United Nations (Sep. 22)
The Soviet Union said today that peace in the Middle East can be assured “only through a comprehensive political settlement, one which would not infringe upon the rights of any country or people of that region.”
In his address to the UN General Assembly, Soviet Foreign Minister Andrei Gromyko said that such a Middle East peace could be reached “through convening an international conference with the participation of all parties concerned, including the Palestine Liberation Organization.” His remarks on the Middle East were part of a broad foreign policy speech outlining his country’s position on major world issues, particularly as they relate to the U.S.
USSR BLAMES ISRAEL FOR MIDEAST SITUATION
Gromyko declared that a Middle East settlement “must envisage withdrawal of Israeli troops from all Arab territories occupied since 1967 and the exercise of the national rights of the Arab people of Palestine, including the right to establish their own state.”
The Soviet Foreign Minister blamed Israel directly for the fact that the situation in the Middle East “remains a dangerous one.” He accused “Israel’s ruling circles” of persisting in their expansionist policies and charged that they “do not stop their brutal terror against the people of Lebanon, while influential forces outside the area actually encourage this policy and seek to follow the pattern of the anti-Arab Camp David deal.”
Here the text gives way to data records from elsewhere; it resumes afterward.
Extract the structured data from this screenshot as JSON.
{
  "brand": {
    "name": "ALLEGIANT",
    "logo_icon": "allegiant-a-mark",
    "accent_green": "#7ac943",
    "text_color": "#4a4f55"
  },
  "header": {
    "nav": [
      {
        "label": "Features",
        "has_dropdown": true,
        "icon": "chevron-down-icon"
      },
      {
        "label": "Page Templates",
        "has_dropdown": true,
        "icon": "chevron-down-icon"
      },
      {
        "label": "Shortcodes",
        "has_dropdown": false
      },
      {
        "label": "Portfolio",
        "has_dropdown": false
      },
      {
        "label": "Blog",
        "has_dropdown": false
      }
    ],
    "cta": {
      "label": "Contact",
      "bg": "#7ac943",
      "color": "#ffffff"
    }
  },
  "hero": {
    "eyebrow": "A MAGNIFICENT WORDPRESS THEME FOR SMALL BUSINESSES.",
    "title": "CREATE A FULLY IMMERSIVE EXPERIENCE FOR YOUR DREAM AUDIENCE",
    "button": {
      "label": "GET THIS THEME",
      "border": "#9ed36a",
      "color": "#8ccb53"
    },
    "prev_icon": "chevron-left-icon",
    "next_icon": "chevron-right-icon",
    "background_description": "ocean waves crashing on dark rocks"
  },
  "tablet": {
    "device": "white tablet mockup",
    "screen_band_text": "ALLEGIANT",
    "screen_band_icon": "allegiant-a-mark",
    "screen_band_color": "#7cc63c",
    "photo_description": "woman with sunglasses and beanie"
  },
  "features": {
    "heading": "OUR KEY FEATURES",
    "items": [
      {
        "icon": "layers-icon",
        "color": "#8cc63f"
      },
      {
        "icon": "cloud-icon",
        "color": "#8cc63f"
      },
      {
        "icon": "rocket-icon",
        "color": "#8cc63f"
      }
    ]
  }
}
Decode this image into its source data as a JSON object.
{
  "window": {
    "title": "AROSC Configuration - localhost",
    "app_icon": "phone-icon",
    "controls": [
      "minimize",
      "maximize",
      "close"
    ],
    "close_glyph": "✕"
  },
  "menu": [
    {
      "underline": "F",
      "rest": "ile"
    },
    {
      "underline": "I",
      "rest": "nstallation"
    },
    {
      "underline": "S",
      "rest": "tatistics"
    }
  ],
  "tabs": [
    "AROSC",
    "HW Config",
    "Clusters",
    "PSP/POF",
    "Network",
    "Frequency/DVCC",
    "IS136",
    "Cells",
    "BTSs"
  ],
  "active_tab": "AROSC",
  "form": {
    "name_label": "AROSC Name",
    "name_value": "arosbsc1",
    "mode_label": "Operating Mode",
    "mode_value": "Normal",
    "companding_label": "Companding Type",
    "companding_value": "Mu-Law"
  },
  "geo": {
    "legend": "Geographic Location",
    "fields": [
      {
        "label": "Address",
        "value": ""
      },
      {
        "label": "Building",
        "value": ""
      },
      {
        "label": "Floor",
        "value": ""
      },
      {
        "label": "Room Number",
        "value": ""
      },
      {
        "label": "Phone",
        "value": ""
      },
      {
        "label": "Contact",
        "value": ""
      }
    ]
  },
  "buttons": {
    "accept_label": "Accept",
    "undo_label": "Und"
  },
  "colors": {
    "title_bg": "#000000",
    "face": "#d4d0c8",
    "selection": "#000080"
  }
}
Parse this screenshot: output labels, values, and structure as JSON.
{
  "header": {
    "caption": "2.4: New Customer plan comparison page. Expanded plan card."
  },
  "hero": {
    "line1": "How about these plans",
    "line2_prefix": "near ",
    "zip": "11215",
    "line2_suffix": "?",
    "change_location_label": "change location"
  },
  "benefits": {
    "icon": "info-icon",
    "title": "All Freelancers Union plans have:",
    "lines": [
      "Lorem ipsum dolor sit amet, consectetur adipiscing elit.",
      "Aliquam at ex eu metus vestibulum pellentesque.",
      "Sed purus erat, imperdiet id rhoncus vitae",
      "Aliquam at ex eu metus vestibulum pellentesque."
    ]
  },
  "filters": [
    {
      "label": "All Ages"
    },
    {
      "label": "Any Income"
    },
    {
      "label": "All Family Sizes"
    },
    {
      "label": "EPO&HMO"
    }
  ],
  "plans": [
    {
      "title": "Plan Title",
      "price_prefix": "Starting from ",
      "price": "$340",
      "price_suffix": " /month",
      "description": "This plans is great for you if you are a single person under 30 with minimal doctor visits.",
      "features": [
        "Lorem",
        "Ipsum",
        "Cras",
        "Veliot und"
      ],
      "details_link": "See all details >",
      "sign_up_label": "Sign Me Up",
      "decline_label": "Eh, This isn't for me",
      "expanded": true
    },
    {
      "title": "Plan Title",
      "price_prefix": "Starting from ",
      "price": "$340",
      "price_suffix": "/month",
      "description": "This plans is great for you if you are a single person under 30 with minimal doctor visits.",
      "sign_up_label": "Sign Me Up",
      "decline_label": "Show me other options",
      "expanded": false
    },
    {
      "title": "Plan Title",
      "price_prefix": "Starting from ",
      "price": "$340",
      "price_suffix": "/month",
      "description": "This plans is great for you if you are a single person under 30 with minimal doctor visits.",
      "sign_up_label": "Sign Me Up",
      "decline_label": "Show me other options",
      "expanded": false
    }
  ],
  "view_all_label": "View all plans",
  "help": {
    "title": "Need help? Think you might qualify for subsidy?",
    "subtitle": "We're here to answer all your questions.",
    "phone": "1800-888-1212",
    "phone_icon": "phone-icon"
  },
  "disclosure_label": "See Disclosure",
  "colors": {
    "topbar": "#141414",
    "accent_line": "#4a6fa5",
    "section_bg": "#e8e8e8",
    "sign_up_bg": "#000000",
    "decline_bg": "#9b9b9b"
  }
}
Gromyko also declared that “the struggle of the Arab peoples to defend their legitimate rights, trampled under foot as a result of Israel’s aggression, elicits understanding and support on the part of an overwhelming majority of countries.”
Gromyko’s speech today marked no departure from previous Soviet statements on the Middle East which denounced the Camp David accords, called for Israel’s total withdrawal from the occupied Arab territories and expressed support for Palestinian rights, including a homeland. As in previous years, today’s Soviet statement implicitly recognized Israel’s right to exist when it called for a settlement that would not infringe upon the rights of any country or people in the region.